Updated: 2005-12-05 10:07

Slowly and steadily his weight began to drop. Exercise helped.

His friends and co-workers soon took notice of the slimmer Hawks.

"It astonished me, actually," said his friend, Steven Peck. "We were both very heavy. It was hard not to be struck."

After watching Hawks lose and keep the weight off for a year and a half, Peck tried intuitive eating in January.

"I was pretty skeptical of the idea you could eat anything you wanted until you didn't feel like it. It struck me as odd," said Peck, who is an assistant professor at BYU.

But 11 months later, Peck sometimes eats mint chocolate chip ice cream for dinner, is 35 pounds lighter and a believer in intuitive eating.

"There are times when I overeat. I did at Thanksgiving," Peck said. "That's one thing about Steve's ideas, they're sort of forgiving. On other diets if you slip up, you feel you've blown it and it takes a couple weeks get back into it. ... This sort of has this built-in forgiveness factor."

The one thing all diets have in common is that they restrict food, said Michael Goran, an obesity expert at the University of Southern California. Ultimately, that's why they usually fail, he said.

"At some point you want what you can't have," Goran said. Still, he said intuitive eating makes sense as a concept "if you know what you're doing."

Intuitive eating alone won't give anyone six-pack abs, Hawks said, but it will lead to a healthier lifestyle.
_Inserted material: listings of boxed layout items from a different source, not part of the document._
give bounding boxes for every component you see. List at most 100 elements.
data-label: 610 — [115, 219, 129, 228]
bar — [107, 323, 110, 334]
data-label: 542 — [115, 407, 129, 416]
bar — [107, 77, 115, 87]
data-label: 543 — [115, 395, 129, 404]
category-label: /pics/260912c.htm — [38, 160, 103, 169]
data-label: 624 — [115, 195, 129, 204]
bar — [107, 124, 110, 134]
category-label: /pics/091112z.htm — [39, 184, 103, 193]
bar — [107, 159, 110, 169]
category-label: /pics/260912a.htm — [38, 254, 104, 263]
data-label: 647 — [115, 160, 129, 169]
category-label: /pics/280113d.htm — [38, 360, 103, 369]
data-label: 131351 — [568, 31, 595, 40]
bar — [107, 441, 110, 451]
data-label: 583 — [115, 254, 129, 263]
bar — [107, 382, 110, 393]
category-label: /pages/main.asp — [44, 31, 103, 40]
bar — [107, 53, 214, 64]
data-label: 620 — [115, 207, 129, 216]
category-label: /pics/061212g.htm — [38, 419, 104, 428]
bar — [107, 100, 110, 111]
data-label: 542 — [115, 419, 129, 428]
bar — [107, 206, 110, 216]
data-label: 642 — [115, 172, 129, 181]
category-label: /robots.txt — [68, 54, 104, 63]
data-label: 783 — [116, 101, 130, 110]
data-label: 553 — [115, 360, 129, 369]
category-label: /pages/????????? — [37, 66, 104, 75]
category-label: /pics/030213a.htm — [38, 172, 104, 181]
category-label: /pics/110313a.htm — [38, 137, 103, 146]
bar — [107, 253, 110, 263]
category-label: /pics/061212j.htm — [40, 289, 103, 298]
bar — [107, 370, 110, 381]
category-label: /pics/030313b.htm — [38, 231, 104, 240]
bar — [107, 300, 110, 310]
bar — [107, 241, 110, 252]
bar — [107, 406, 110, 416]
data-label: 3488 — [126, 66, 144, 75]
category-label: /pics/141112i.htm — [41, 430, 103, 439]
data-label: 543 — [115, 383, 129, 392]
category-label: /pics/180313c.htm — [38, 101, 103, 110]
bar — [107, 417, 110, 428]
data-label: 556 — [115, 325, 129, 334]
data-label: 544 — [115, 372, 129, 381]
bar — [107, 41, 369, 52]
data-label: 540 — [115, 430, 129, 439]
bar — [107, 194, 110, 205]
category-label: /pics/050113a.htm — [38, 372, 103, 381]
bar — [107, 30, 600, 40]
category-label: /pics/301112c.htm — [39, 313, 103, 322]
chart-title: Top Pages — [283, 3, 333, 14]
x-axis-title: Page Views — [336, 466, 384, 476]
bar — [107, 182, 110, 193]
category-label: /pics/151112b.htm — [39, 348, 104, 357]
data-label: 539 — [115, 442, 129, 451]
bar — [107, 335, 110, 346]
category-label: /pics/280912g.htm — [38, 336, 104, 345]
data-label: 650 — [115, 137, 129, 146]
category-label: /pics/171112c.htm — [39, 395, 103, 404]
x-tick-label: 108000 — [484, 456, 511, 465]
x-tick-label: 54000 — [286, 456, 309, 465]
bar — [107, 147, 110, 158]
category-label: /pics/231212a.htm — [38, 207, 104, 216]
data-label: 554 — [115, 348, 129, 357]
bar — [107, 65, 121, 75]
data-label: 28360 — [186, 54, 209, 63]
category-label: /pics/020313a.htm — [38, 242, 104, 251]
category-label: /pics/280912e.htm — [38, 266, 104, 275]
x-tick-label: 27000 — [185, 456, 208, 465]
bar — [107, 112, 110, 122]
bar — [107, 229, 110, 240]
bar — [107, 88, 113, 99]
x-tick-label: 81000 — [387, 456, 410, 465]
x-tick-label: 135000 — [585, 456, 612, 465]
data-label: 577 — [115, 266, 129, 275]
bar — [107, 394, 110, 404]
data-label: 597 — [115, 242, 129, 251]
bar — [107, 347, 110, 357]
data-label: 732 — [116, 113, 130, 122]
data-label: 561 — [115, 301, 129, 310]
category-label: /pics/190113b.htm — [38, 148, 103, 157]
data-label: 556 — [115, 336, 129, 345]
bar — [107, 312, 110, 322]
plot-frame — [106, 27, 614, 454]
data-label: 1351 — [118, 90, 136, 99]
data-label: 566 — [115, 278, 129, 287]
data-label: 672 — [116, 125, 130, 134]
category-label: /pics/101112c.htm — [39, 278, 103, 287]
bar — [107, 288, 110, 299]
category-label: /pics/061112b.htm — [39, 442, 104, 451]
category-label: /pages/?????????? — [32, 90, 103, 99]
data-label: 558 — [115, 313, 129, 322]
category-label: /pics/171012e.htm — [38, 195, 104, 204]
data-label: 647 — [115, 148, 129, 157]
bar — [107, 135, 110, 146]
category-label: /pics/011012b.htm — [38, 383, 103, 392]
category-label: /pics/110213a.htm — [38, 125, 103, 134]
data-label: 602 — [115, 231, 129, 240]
He still eats junk food and keeps a jar of honey in his office, but only indulges occasionally.

"My diet is actually quite healthy. ... I'm as likely to eat broccoli as eat a steak," he said. "It's a misconception that all of a sudden a diet is going to become all junk food and high fat," he said.

In a small study published in the American Journal of Health Education, Hawks and a team of researchers examined a group of BYU students and found those who were intuitive eaters typically weighed less and had a lower risk of cardiovascular disease than other students.

He said the study indicates intuitive eating is a viable approach to long-term weight management and he plans to do a larger study across different cultures. Ultimately, he'd like intuitive eating to catch on as a way for people to normalize their relationship with food and fight eating disorders.

"Most of what the government is telling us is, we need to count calories, restrict fat grams, etc. I feel like that's a harmful message," he said. "I think encouraging dietary restraint creates more problems. I hope intuitive eating will be adopted at a national level."